Paparan tersebut diungkapkan Rektor Universitas Muria Kudus (UMK), Prof. Darsono, terkait rekonsiliasi politik pascapemilu 2024. Darsono hadir menjadi salah satu narasumber dalam “Dialog Indonesia Bicara” di salah satu stasiun televisi, Sabtu (16/03) petang.
“Sehingga bisa saya kategorikan dalam dua terminologi. Pertama terminologi dalam layer elit dan terminologi dalam layer grassroot. Nah dugaan saya yang jadi persoalan itu adalah di layer yang elit,” ujar Prof. Darsono.
Selanjutnya dalam konteks resiliensi, kata Darsono, yang menjadi persoalan ada dua hal khususnya di layer elit. Pertama yakni kesadaran untuk mau meresiliensi, dan yang kedua adalah keterterimaan untuk mau beresiliensi.
Sementara itu, dosen Hukum Tata Negara Fakultas Hukum Universitas Indonesia yang juga Peneliti Kepemiluan, Titi Anggraini, menambahkan bahwa rekonsiliasi ada dua jalur, yakni jalur politik dan jalur hukum.
Dalam rekonsiliasi jalur hukum, kata Titi, maka pihak yang merasa hak-haknya dicederai, kemudian mendapatkan jalur formal untuk menyelesaikan ketidakpuasan dan lain sebagainya.

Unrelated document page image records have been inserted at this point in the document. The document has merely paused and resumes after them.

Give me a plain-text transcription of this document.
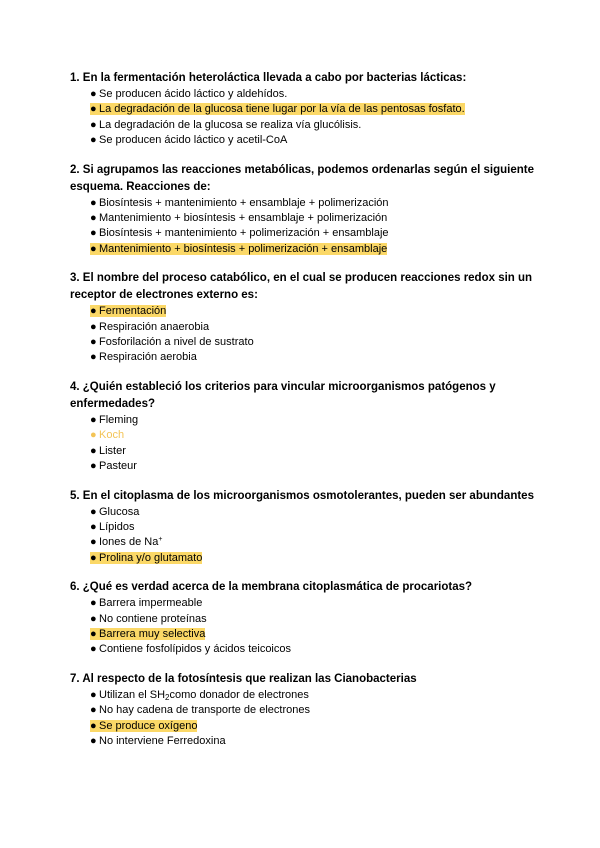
1. En la fermentación heteroláctica llevada a cabo por bacterias lácticas:

● Se producen ácido láctico y aldehídos.
● La degradación de la glucosa tiene lugar por la vía de las pentosas fosfato.
● La degradación de la glucosa se realiza vía glucólisis.
● Se producen ácido láctico y acetil-CoA

2. Si agrupamos las reacciones metabólicas, podemos ordenarlas según el siguiente esquema. Reacciones de:

● Biosíntesis + mantenimiento + ensamblaje + polimerización
● Mantenimiento + biosíntesis + ensamblaje + polimerización
● Biosíntesis + mantenimiento + polimerización + ensamblaje
● Mantenimiento + biosíntesis + polimerización + ensamblaje

3. El nombre del proceso catabólico, en el cual se producen reacciones redox sin un receptor de electrones externo es:

● Fermentación
● Respiración anaerobia
● Fosforilación a nivel de sustrato
● Respiración aerobia

4. ¿Quién estableció los criterios para vincular microorganismos patógenos y enfermedades?

● Fleming
● Koch
● Lister
● Pasteur

5. En el citoplasma de los microorganismos osmotolerantes, pueden ser abundantes

● Glucosa
● Lípidos
● Iones de Na+
● Prolina y/o glutamato

6. ¿Qué es verdad acerca de la membrana citoplasmática de procariotas?

● Barrera impermeable
● No contiene proteínas
● Barrera muy selectiva
● Contiene fosfolípidos y ácidos teicoicos

7. Al respecto de la fotosíntesis que realizan las Cianobacterias

● Utilizan el $SH_2como$ donador de electrones
● No hay cadena de transporte de electrones
● Se produce oxígeno
● No interviene Ferredoxina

“Kedua adalah jalur politik, dimana peran elit dalam membangun edukasi politik kepada publik soal siap menang dan siap kalah. Namun jalur politik ini harus selaras dengan keyakinan bahwa Pemilu berjalan dengan luber dan jurdil (langsung, umum, bebas, rahasia, jujur dan adil),” jelasnya.
Dalam kesempatan yang sama, peneliti politik Badan Riset Inovasi Nasional (BRIN), Wasisto Raharjo Jati mengungkapkan, bahwa rekonsiliasi yang paling utama adalah bagaimana mampu merestorasi lagi hubungan yang retak selama Pemilu.
Tentu saja rekonsiliasi itu, imbuh Wasisto, harus disertai dengan aturan atau norma yang perlu disepakati bersama. Artinya, di tingkat elit maupun public, mereka harus mempunyai aturan yang dihasilkan dari hasil kesepakatan pascakonsiliasi.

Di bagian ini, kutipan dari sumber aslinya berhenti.